The Three-Body Problem by Cixin Liu
(All character names in this review will be written in the Chinese style, surname then given name, as the author put them in the original language.)
During the Cultural Revolution in China in the late 1960’s, Ye Wenjie watches her father die at the hand of the Red Guards. Although Ye has a degree in astrophysics, she is one of the many educated and rich who are sent to work in the farm lands and agricultural regions. Ye is sent north to the Greeater Khingan Mountains to help with the lumbering there. On top of the mountain is the Red Coast Base, an isolated building with satellite dishes and air space vibrations that repels wildlife and birds. When Ye gets involved in a publication that is labeled seditious, she is banished to the station with no contact with the outside world.
Fifty years later the Cultural Revolution is only a black spot in China’s history. Now their leading scientists are committing suicide. Wang Miao is a researcher in nanomachines. His team has starting some basic building with the goal of a possible geosynchronous tower that can be built into space (see Arthur C. Clarke’s Fountains of Paradise for a full explanation). Wang is pulled in by an international team investigating these deaths. There is an world wide society called the Frontiers of Science. The dead scientists belonged to the society. This team want Wang to join the group and give them any information he can learn that would help them discover what is really happening.
One of the dead scientists was Ye’s daughter. Wang visits Ye to see if he can discover why her daughter gave up on science and killed herself. He also is introduced to a virtual reality game called Three-Body. Nobody knows who sponsors the game. He logs in out of curiosity. There’s something about the scenario that keeps pulling him back. Eventually he learns how the video, the Frontiers of Science, and Ye are connected. Wang also learns the implications for Earth’s future.
Cixin Liu is a famous science fiction writer in China whose work is now being translated into English. The Three-Body Solution is the first of a trilogy that is getting wonderful reviews. It’s hard science fiction with a twist of the fantastic.
I enjoyed Liu’s overall story. I waded through the math and science when they were the focus of the novel. When I understood it and the three-body problem the book started to come together. Even so, I don’t care as much for the “hard” science fiction as much. I get mired down and the book drags.

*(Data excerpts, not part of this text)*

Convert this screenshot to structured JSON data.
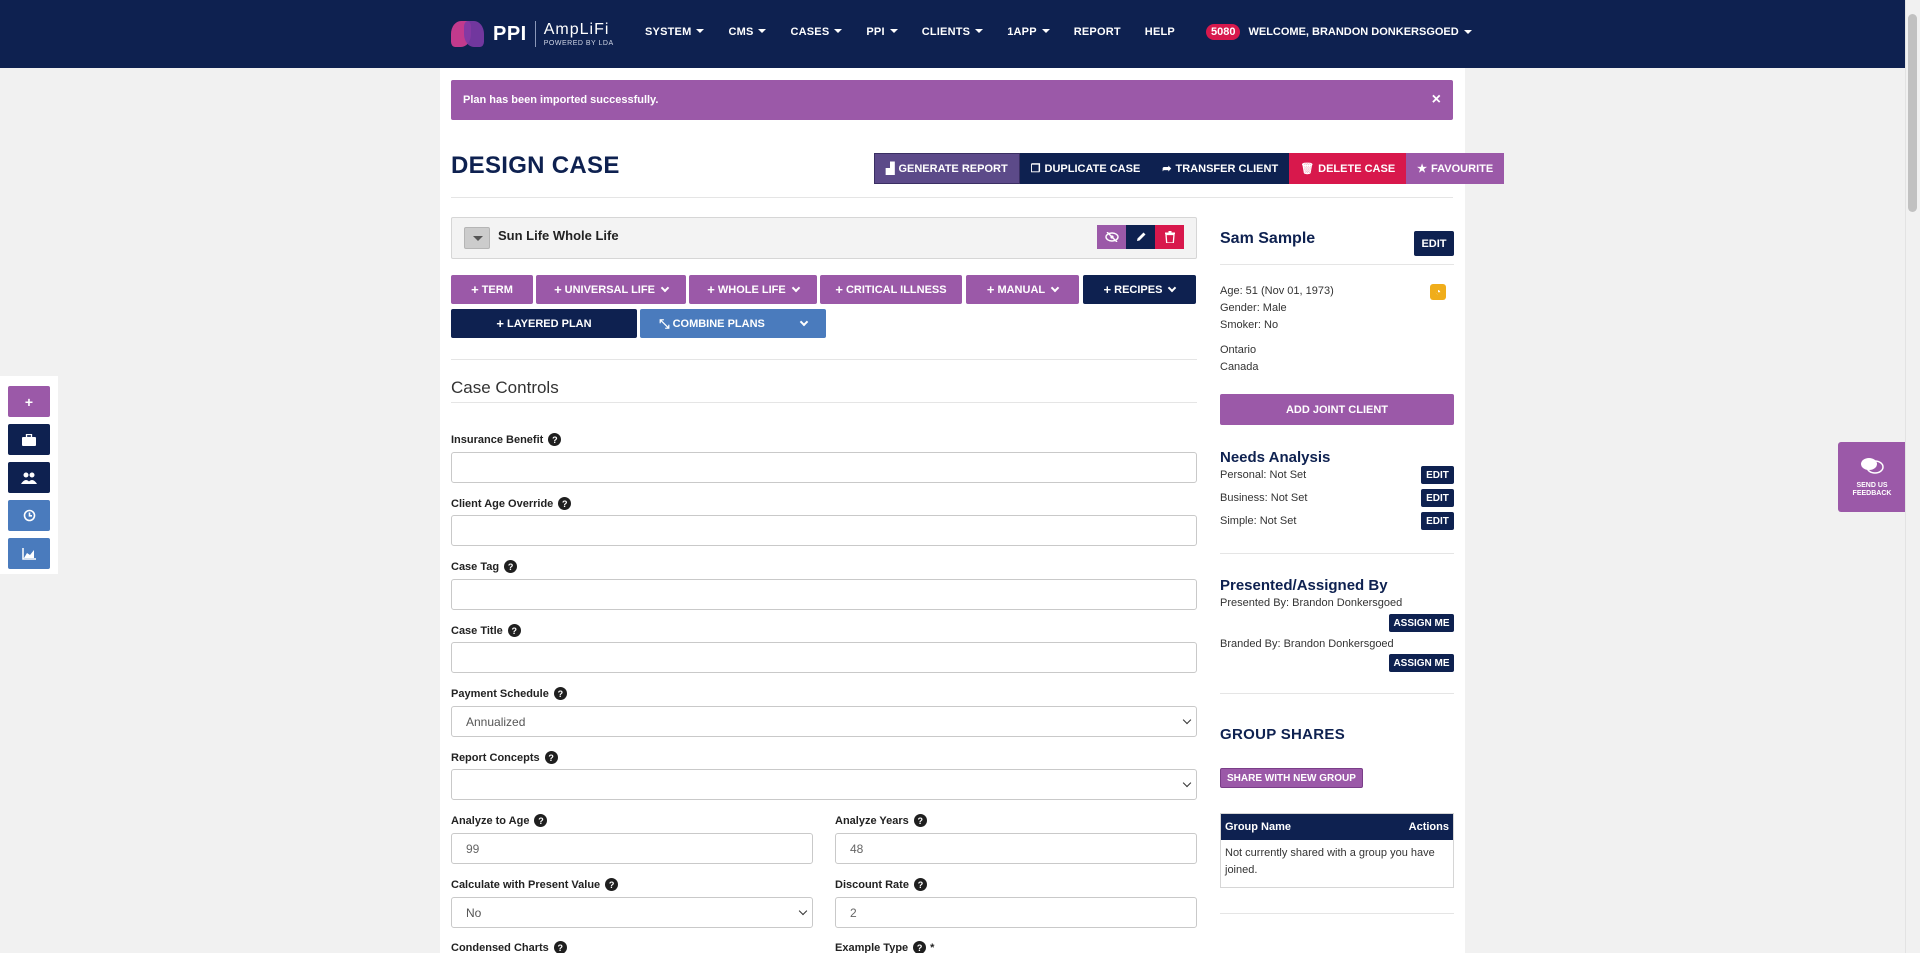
{
  "brand": {
    "ppi": "PPI",
    "amplifi": "AmpLiFi",
    "powered": "POWERED BY LDA"
  },
  "nav": {
    "items": [
      {
        "label": "SYSTEM",
        "dropdown": true
      },
      {
        "label": "CMS",
        "dropdown": true
      },
      {
        "label": "CASES",
        "dropdown": true
      },
      {
        "label": "PPI",
        "dropdown": true
      },
      {
        "label": "CLIENTS",
        "dropdown": true
      },
      {
        "label": "1APP",
        "dropdown": true
      },
      {
        "label": "REPORT",
        "dropdown": false
      },
      {
        "label": "HELP",
        "dropdown": false
      }
    ],
    "notification_count": "5080",
    "welcome": "WELCOME, BRANDON DONKERSGOED"
  },
  "alert": {
    "message": "Plan has been imported successfully.",
    "close": "×"
  },
  "page": {
    "title": "DESIGN CASE",
    "actions": {
      "generate": "GENERATE REPORT",
      "duplicate": "DUPLICATE CASE",
      "transfer": "TRANSFER CLIENT",
      "delete": "DELETE CASE",
      "favourite": "FAVOURITE"
    }
  },
  "plan": {
    "name": "Sun Life Whole Life"
  },
  "add_plan": {
    "term": "TERM",
    "universal_life": "UNIVERSAL LIFE",
    "whole_life": "WHOLE LIFE",
    "critical_illness": "CRITICAL ILLNESS",
    "manual": "MANUAL",
    "recipes": "RECIPES",
    "layered": "LAYERED PLAN",
    "combine": "COMBINE PLANS"
  },
  "case_controls": {
    "title": "Case Controls",
    "insurance_benefit": {
      "label": "Insurance Benefit",
      "value": ""
    },
    "client_age_override": {
      "label": "Client Age Override",
      "value": ""
    },
    "case_tag": {
      "label": "Case Tag",
      "value": ""
    },
    "case_title": {
      "label": "Case Title",
      "value": ""
    },
    "payment_schedule": {
      "label": "Payment Schedule",
      "value": "Annualized"
    },
    "report_concepts": {
      "label": "Report Concepts",
      "value": ""
    },
    "analyze_to_age": {
      "label": "Analyze to Age",
      "value": "99"
    },
    "analyze_years": {
      "label": "Analyze Years",
      "value": "48"
    },
    "present_value": {
      "label": "Calculate with Present Value",
      "value": "No"
    },
    "discount_rate": {
      "label": "Discount Rate",
      "value": "2"
    },
    "condensed_charts": {
      "label": "Condensed Charts"
    },
    "example_type": {
      "label": "Example Type",
      "required": "*"
    }
  },
  "client": {
    "name": "Sam Sample",
    "edit": "EDIT",
    "age": "Age: 51 (Nov 01, 1973)",
    "gender": "Gender: Male",
    "smoker": "Smoker: No",
    "province": "Ontario",
    "country": "Canada",
    "add_joint": "ADD JOINT CLIENT"
  },
  "needs": {
    "title": "Needs Analysis",
    "personal": "Personal: Not Set",
    "business": "Business: Not Set",
    "simple": "Simple: Not Set",
    "edit": "EDIT"
  },
  "presented": {
    "title": "Presented/Assigned By",
    "presented_by": "Presented By: Brandon Donkersgoed",
    "branded_by": "Branded By: Brandon Donkersgoed",
    "assign": "ASSIGN ME"
  },
  "group_shares": {
    "title": "GROUP SHARES",
    "share_button": "SHARE WITH NEW GROUP",
    "col_name": "Group Name",
    "col_actions": "Actions",
    "empty": "Not currently shared with a group you have joined."
  },
  "feedback": {
    "label": "SEND US FEEDBACK"
  },
  "colors": {
    "navy": "#0e2150",
    "purple": "#9b59a8",
    "red": "#d8184c",
    "steel": "#4a7bbd"
  }
}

The last third of the book is a surprising twist. The first two thirds build up to it but readers don’t know where it’s going until Liu takes them there. It’s that twist that may pull me back to the second book of the trilogy.
The Three-Body Solution is translated into English by Ken Liu. Ken Liu adds an afterword explaining how he worked very diligently to get the tones and essence of the book into English without adding too much explanation. But the footnotes that are in Cixin Liu’s novel are very helpful to those of us who don’t know the Chinese culture. I was glad for them.
When I was mired in the math and physics of The Three-Body Solution, I dozed off. When I was reading the parts of the novel that dealt with the characters, their actions, feelings, and consequences, I got caught back in.